Júnior, F. M. M. (2021). TIKTOK E MÚSICA POP: RELAÇÕES ENTRE MÍDIA, PLATAFORMAS E PRODUÇÃO DE CONTEÚDO NO MEIO DIGITAL. TROPOS: COMUNICAÇÃO, SOCIEDADE E CULTURA (ISSN: 2358-212X), 10(1). Recuperado de https://teste-periodicos.ufac.br/index.php/tropos/article/view/4978. Acesso em 11 jun. 2025. 

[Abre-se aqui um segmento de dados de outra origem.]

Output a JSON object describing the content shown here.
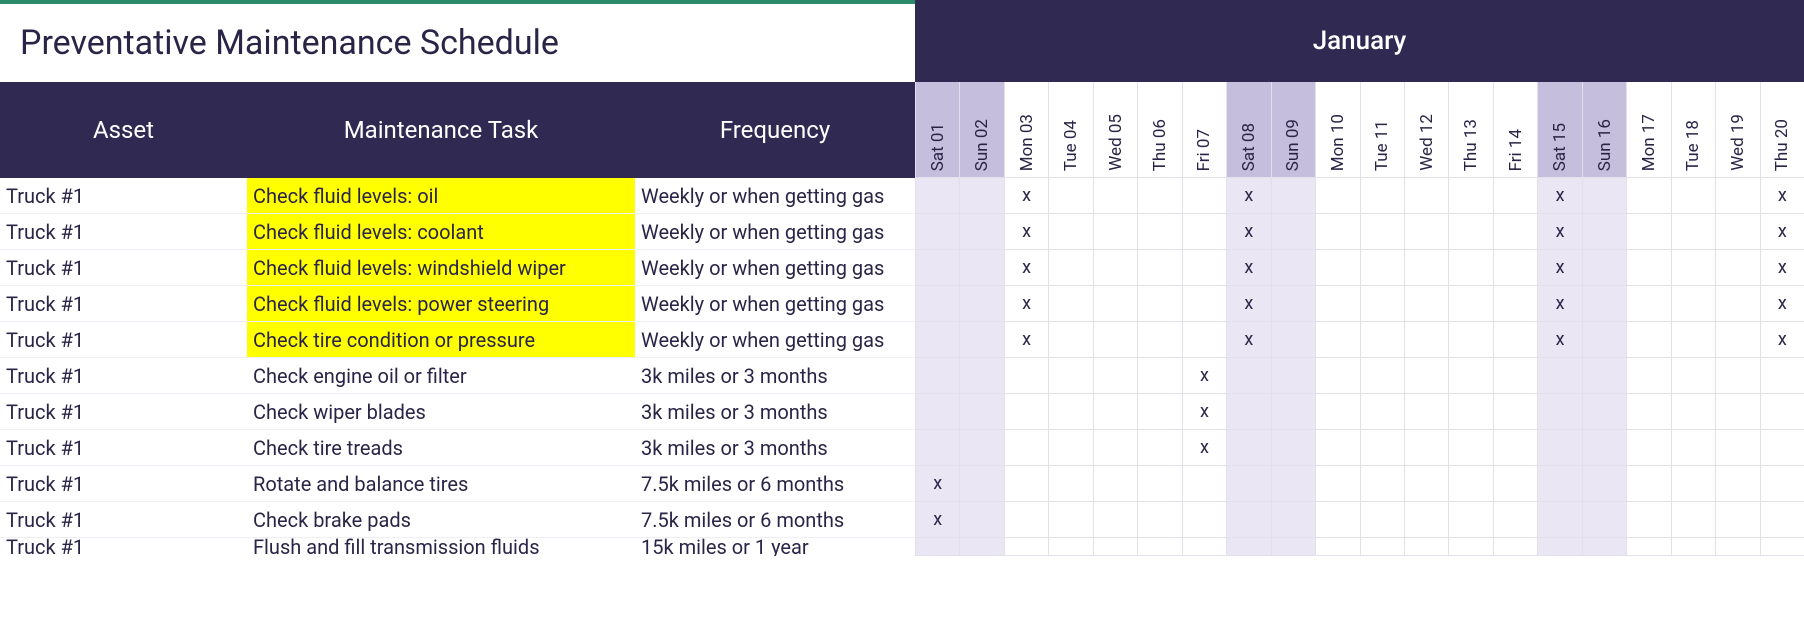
{
  "title": "Preventative Maintenance Schedule",
  "month": "January",
  "columns": {
    "asset": "Asset",
    "task": "Maintenance Task",
    "frequency": "Frequency"
  },
  "dates": [
    {
      "label": "Sat 01",
      "weekend": true
    },
    {
      "label": "Sun 02",
      "weekend": true
    },
    {
      "label": "Mon 03",
      "weekend": false
    },
    {
      "label": "Tue 04",
      "weekend": false
    },
    {
      "label": "Wed 05",
      "weekend": false
    },
    {
      "label": "Thu 06",
      "weekend": false
    },
    {
      "label": "Fri 07",
      "weekend": false
    },
    {
      "label": "Sat 08",
      "weekend": true
    },
    {
      "label": "Sun 09",
      "weekend": true
    },
    {
      "label": "Mon 10",
      "weekend": false
    },
    {
      "label": "Tue 11",
      "weekend": false
    },
    {
      "label": "Wed 12",
      "weekend": false
    },
    {
      "label": "Thu 13",
      "weekend": false
    },
    {
      "label": "Fri 14",
      "weekend": false
    },
    {
      "label": "Sat 15",
      "weekend": true
    },
    {
      "label": "Sun 16",
      "weekend": true
    },
    {
      "label": "Mon 17",
      "weekend": false
    },
    {
      "label": "Tue 18",
      "weekend": false
    },
    {
      "label": "Wed 19",
      "weekend": false
    },
    {
      "label": "Thu 20",
      "weekend": false
    }
  ],
  "rows": [
    {
      "asset": "Truck #1",
      "task": "Check fluid levels: oil",
      "freq": "Weekly or when getting gas",
      "hl": true,
      "marks": [
        "",
        "",
        "x",
        "",
        "",
        "",
        "",
        "x",
        "",
        "",
        "",
        "",
        "",
        "",
        "x",
        "",
        "",
        "",
        "",
        "x"
      ]
    },
    {
      "asset": "Truck #1",
      "task": "Check fluid levels: coolant",
      "freq": "Weekly or when getting gas",
      "hl": true,
      "marks": [
        "",
        "",
        "x",
        "",
        "",
        "",
        "",
        "x",
        "",
        "",
        "",
        "",
        "",
        "",
        "x",
        "",
        "",
        "",
        "",
        "x"
      ]
    },
    {
      "asset": "Truck #1",
      "task": "Check fluid levels: windshield wiper",
      "freq": "Weekly or when getting gas",
      "hl": true,
      "marks": [
        "",
        "",
        "x",
        "",
        "",
        "",
        "",
        "x",
        "",
        "",
        "",
        "",
        "",
        "",
        "x",
        "",
        "",
        "",
        "",
        "x"
      ]
    },
    {
      "asset": "Truck #1",
      "task": "Check fluid levels: power steering",
      "freq": "Weekly or when getting gas",
      "hl": true,
      "marks": [
        "",
        "",
        "x",
        "",
        "",
        "",
        "",
        "x",
        "",
        "",
        "",
        "",
        "",
        "",
        "x",
        "",
        "",
        "",
        "",
        "x"
      ]
    },
    {
      "asset": "Truck #1",
      "task": "Check tire condition or pressure",
      "freq": "Weekly or when getting gas",
      "hl": true,
      "marks": [
        "",
        "",
        "x",
        "",
        "",
        "",
        "",
        "x",
        "",
        "",
        "",
        "",
        "",
        "",
        "x",
        "",
        "",
        "",
        "",
        "x"
      ]
    },
    {
      "asset": "Truck #1",
      "task": "Check engine oil or filter",
      "freq": "3k miles or 3 months",
      "hl": false,
      "marks": [
        "",
        "",
        "",
        "",
        "",
        "",
        "x",
        "",
        "",
        "",
        "",
        "",
        "",
        "",
        "",
        "",
        "",
        "",
        "",
        ""
      ]
    },
    {
      "asset": "Truck #1",
      "task": "Check wiper blades",
      "freq": "3k miles or 3 months",
      "hl": false,
      "marks": [
        "",
        "",
        "",
        "",
        "",
        "",
        "x",
        "",
        "",
        "",
        "",
        "",
        "",
        "",
        "",
        "",
        "",
        "",
        "",
        ""
      ]
    },
    {
      "asset": "Truck #1",
      "task": "Check tire treads",
      "freq": "3k miles or 3 months",
      "hl": false,
      "marks": [
        "",
        "",
        "",
        "",
        "",
        "",
        "x",
        "",
        "",
        "",
        "",
        "",
        "",
        "",
        "",
        "",
        "",
        "",
        "",
        ""
      ]
    },
    {
      "asset": "Truck #1",
      "task": "Rotate and balance tires",
      "freq": "7.5k miles or 6 months",
      "hl": false,
      "marks": [
        "x",
        "",
        "",
        "",
        "",
        "",
        "",
        "",
        "",
        "",
        "",
        "",
        "",
        "",
        "",
        "",
        "",
        "",
        "",
        ""
      ]
    },
    {
      "asset": "Truck #1",
      "task": "Check brake pads",
      "freq": "7.5k miles or 6 months",
      "hl": false,
      "marks": [
        "x",
        "",
        "",
        "",
        "",
        "",
        "",
        "",
        "",
        "",
        "",
        "",
        "",
        "",
        "",
        "",
        "",
        "",
        "",
        ""
      ]
    }
  ],
  "partial_row": {
    "asset": "Truck #1",
    "task": "Flush and fill transmission fluids",
    "freq": "15k miles or 1 year"
  }
}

MARCHI, Leonardo de; HERSCHMANN, Micael; KISCHINHEVSKY, Marcelo. Mudanças relevantes na indústria da música em tempos de pandemia – Plataformização e financeirização no streaming de áudio e vídeo. Revista EPTIC, Aracaju, v. 24, n. 2, p. 48–64, mai/ago. 2022.

MELGUISO, Juliana. Aos 87 anos, Connie Francis agradece após música viralizar no TikTok. CNN Brasil, 07 jun. 2025. Disponível em: <https://www.cnnbrasil.com.br/entretenimento/aos-87-anos-connie-francis-agradece-apos-musica-viralizar-no-tiktok/>. Acesso em: 08 jun. 2025.

PINTO, Raiane Cardoso; NOGUEIRA, Maria Alice de Faria. #SPEDUPSONGS, ECONOMIA DA ATENÇÃO E TIKTOK: A ESTRATÉGIA DE MÚSICAS ACELERADAS NA INDÚSTRIA MUSICAL GLOBAL. Comunicologia: Revista de Comunicação da Universidade Católica de Brasília, v. 17, pg 1-18, 2024.

ZAGO, Gabriela da Silva; SILVA, Ana Lúcia Migowski. Sites de Rede Social e Economia da Atenção: Circulação e Consumo de Informações no Facebook e no Twitter. Vozes e Diálogo, Itajaí, v. 13, n. 01, pag 05-17, jan/jun. 2014.


Declaração de IA e tecnologias assistidas por IA no processo de escrita: Eu, Ágata Nayama Flores, declaro que, na elaboração deste trabalho, utilizei a inteligência artificial ChatGPT como apoio para aprimorar o texto. Enviei ideias e trechos de minha autoria para que a IA reestruturasse, com o objetivo de melhorar a clareza, a organização e a coesão das informações. Além disso, as ferramentas foram utilizadas para automatizar tarefas como a formatação de referências conforme as normas da ABNT. Reforço que, após o uso dessas tecnologias, todo o conteúdo foi cuidadosamente revisado e editado por mim, assegurando sua adequação ao método científico. Assumo total responsabilidade pelo conteúdo final desta publicação.